Tabl. 12. Inventaire du mobilier de La Coustalade. NR : nombre de restes.

La topographie du réseau ainsi que les sondages ont été réalisés dans le cadre des prospections thématiques entre 2014 et 2017. Des charbons ont pu être datés à deux niveaux dans ces travaux. Les alentours de ce site ont été prospectés sans donner de résultat concernant des installations liées à la mine ancienne. On notera que le toponyme du champ juste en contrebas de l’entrée principale, “L’Usine”, est peu prometteur pour l’archéologie préindustrielle.

Description des travaux

Le réseau COU1 est composé de deux chantiers d’exploitation anciens ainsi que de galeries et descenderies récentes (fig. 73). L’entrée principale correspond à un travers-banc* de 17 m de long (orientation N225º) qui débouche sur une galerie moderne GM1 orientée N175º, suivant le premier filon principal. Les élargissements dans le travers-banc* sont des grattages sur des veines de faible puissance qui correspondent à la terminaison nord du filon principal. Sur ses premiers 22 m, la galerie GM1 recoupe la partie inférieure des vieux travaux (coupe fig. 74 et photo a, fig. 77), soit un premier chantier ancien incliné et étroit (CA1) et un second qui s’apparente à un puits incliné double, plus large, ouvert au jour (CA2). La partie supérieure du chantier CA1, au parement nord, est très oxydée et tapissée de limonites. La minéralisation dans ce secteur pouvait donc correspondre à des carbonates de cuivre en mouches plutôt qu’à des sulfures. Il est aussi possible que les oxydes de fer contenus dans les limonites aient pu être exploités. Le chantier CA2 a été foncé depuis la surface en suivant dans sa moitié est le filon principal et dans sa moitié ouest des veines secondaires de moindre puissance.
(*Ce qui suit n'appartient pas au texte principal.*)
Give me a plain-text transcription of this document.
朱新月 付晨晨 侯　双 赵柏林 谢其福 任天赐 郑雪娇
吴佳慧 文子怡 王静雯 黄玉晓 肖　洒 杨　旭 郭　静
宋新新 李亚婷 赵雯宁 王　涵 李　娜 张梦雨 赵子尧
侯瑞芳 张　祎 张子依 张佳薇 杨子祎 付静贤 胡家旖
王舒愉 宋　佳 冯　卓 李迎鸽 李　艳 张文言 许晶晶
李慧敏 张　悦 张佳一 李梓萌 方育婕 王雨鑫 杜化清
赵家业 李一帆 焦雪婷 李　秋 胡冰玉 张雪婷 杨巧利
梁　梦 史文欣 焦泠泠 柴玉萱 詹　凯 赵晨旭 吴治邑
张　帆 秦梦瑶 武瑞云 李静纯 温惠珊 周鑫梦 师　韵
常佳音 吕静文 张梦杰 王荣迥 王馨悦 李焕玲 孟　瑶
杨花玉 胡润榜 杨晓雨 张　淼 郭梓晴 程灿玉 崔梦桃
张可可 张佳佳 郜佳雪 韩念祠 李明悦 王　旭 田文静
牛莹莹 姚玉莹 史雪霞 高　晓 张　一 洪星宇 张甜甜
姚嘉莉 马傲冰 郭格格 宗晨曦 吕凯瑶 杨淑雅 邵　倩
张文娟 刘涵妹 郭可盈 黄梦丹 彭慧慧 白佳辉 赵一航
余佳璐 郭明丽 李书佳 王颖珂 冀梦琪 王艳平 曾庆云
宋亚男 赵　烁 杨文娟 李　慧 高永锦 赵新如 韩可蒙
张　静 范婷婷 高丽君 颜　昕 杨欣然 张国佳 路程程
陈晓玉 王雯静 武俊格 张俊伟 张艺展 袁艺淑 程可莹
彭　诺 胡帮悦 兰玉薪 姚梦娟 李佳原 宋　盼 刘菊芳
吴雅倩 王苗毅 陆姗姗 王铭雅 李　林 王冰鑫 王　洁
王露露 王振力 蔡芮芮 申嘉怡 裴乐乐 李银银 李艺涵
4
Fig. 74. Mine de La Coustalade, plan de détail des niveaux supérieurs
et coupes des travaux. E. Meunier 2022

Les travaux anciens n’ont pas outrepassé vers le sud le pincement de la minéralisation (fig. 73, en bas). La galerie moderne GM1 a été prolongée en s’incurvant tout d’abord vers le sud-ouest (N205º) sur 15 m puis vers le sud sur 18 m pour retrouver une orientation similaire à son premier tronçon. Elle dessert trois descenderies noyées, deux vers l’est et une vers l’ouest. Cette dernière barre l’accès à une autre galerie, GM2, qui se poursuit sur au moins 12 m en direction N325º. Enfin, une petite galerie de recherche, GM3, termine le réseau au sud. La galerie GM1 a reconnu le toit* d’un deuxième filon dans son dernier tronçon. On voit à l’entrée de GM3 qu’il a une puissance de près de 2 m. La galerie GM2 a pu être ouverte pour recouper plus loin ce second filon.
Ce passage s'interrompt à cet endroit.